Настал день, и дороги опустели. Все исчезло. Скрылось в землю. Остались только бесчисленные следы ступавших здесь ночью сапог, перечёркнутые колеями повозок, вдавленными следами гусениц, — над всем этим, казалось, ещё витали голоса. Всходило солнце. На траве, на холодных телах танков, укрытых в лесу, обсыхала роса. Хорошо было сейчас сидеть в свежевыротом окопе. Сверху — солнце, сухой полевой ветерок по брустверу, а от не прогретой в глубине земли прохладно спине сквозь гимнастёрку. Гудят вытянутые пудовые ноги, отходя понемногу, а голова лёгкая, и так сладко сейчас потянуться всем млеющим телом. Война ничего не отменила, только все чувства стали острей на войне. И нет слаще утреннего сна в окопе после такой ночи. Сквозь дрёму бухнет орудийный выстрел, а ты сидишь, вытянув ноги, не размыкая век… Гончаров потянулся, заложа руки за голову, зевнул, глядя на Литвака маслеными глазами:

— Ну вот, Борька, мы и встретились. Борька Литвак, тот самый солдат, которого он ночью забрал из чужой батареи, поднял от котелка лицо, улыбнулся стеснительно и добро. Он был голоден и ел так, словно домой попал. Слив в ложку последние капли из котелка, он облизал её по-солдатски и сунул за голенище.

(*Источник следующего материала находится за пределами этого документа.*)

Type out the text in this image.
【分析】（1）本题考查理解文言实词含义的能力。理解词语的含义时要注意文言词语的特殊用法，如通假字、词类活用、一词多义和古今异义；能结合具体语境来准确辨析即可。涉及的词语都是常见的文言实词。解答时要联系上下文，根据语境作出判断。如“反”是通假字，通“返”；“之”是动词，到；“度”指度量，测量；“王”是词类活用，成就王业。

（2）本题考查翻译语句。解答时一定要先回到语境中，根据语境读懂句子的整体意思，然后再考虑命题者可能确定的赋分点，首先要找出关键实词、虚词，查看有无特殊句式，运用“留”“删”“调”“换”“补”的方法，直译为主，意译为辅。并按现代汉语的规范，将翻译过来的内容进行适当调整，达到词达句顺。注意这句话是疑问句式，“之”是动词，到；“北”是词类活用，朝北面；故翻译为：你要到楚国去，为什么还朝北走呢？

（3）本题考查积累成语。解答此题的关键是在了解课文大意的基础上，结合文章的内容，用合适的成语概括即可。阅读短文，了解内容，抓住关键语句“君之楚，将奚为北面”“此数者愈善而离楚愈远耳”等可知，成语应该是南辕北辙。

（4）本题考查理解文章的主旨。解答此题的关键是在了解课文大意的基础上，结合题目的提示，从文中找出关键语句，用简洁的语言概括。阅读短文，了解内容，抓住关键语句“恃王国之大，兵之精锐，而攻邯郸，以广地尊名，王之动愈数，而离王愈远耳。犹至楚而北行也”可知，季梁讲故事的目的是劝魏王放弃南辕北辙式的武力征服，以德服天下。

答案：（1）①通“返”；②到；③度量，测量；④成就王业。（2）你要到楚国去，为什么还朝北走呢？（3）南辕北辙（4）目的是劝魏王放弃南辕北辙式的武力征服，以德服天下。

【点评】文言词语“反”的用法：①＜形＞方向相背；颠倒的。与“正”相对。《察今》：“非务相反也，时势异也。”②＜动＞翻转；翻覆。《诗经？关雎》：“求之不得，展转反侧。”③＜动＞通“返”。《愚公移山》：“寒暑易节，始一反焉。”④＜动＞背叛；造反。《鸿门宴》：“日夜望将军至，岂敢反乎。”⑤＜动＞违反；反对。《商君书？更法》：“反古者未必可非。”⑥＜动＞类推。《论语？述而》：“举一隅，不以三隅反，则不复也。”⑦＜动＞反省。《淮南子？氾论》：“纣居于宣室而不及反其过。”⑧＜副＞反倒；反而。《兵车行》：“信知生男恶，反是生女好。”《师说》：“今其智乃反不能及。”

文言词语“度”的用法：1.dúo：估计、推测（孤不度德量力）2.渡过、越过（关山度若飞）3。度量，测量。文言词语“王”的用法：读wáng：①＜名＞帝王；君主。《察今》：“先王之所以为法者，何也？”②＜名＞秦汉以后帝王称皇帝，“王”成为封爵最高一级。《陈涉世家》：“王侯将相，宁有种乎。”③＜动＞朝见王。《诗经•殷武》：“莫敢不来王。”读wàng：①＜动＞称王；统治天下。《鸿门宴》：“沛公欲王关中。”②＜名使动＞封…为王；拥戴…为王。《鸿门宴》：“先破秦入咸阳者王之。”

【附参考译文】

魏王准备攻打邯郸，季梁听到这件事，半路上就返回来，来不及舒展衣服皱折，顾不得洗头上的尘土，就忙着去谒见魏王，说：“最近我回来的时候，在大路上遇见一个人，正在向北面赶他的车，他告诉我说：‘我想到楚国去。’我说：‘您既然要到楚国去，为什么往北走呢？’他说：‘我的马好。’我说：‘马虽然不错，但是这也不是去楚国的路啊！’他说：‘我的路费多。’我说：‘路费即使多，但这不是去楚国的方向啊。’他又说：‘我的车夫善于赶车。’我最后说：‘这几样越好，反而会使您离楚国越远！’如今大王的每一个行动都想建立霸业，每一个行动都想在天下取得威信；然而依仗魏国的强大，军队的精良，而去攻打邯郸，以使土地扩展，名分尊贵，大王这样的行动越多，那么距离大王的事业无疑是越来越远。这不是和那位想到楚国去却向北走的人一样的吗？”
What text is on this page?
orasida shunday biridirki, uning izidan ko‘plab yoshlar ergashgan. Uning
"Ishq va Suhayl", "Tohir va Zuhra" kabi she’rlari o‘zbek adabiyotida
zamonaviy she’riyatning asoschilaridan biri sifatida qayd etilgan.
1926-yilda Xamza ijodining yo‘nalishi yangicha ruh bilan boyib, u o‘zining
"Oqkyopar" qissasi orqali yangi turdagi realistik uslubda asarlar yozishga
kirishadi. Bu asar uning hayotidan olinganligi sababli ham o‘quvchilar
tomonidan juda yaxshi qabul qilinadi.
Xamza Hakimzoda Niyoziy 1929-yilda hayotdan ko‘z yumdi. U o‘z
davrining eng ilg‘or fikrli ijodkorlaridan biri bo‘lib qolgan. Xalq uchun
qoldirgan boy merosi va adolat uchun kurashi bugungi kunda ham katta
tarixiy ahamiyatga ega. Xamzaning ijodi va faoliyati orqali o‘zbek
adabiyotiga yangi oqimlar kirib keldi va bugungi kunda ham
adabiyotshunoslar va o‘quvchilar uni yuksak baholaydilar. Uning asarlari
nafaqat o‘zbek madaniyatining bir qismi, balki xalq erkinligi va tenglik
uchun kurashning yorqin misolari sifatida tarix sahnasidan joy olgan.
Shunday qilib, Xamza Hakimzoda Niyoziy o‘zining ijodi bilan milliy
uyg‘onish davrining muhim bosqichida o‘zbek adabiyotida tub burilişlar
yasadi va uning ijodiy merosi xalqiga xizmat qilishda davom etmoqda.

— Слушай, а за мной не придут?

— Неохота?

— Суп у вас гороховый здорово варят.

— Тем и славимся. Они были однолетки и года четыре сидели в школе на одной парте. Но сейчас Гончаров выглядел старше и крупней. С ним произошла та перемена, которая быстро наступает в армии у молодых людей. Он развился физически, расширился в груди, в плечах, а сознание ответственности за многих людей — и равных ему по годам, и годившихся ему в отцы — проложило на лице его ранний отпечаток мужественности и серьёзности. Эту перемену, как незримую грань, разделявшую их, Литвак смутно чувствовал. И отчего-то неловко было называть его Юркой. А Гончаров смотрел на него с суровой ласковостью, как на младшего старший брат.

— Курить научился?

— Есть, товарищ комбат, тот грех, — сказал Литвак, шуткой обходя неловкость. Он взял у Гончарова кисет: «Ого!» Кисет был резиновый, трофейный, немецкий, и у Литвака даже некоторой завистью и уважением заблестели глаза. Гончаров расстегнул отложной воротник гимнастёрки, подставил ветерку голую грудь. Дым табака щекотал ему ноздри, но не хотелось стряхивать с себя дремоту в эти последние короткие минуты, которые он ещё мог позволить себе подремать, пока разведчик устанавливает стереотрубу, а телефонист на солнышке клюёт носом над аппаратом. Борьке же оттого, что он встретился со школьным другом, и попал к нему в батарею, и поел хорошо, и теперь закурил, показалось вдруг с лёгкостью, что война отодвинулась на долгий срок — надо же в конце концов людям поговорить!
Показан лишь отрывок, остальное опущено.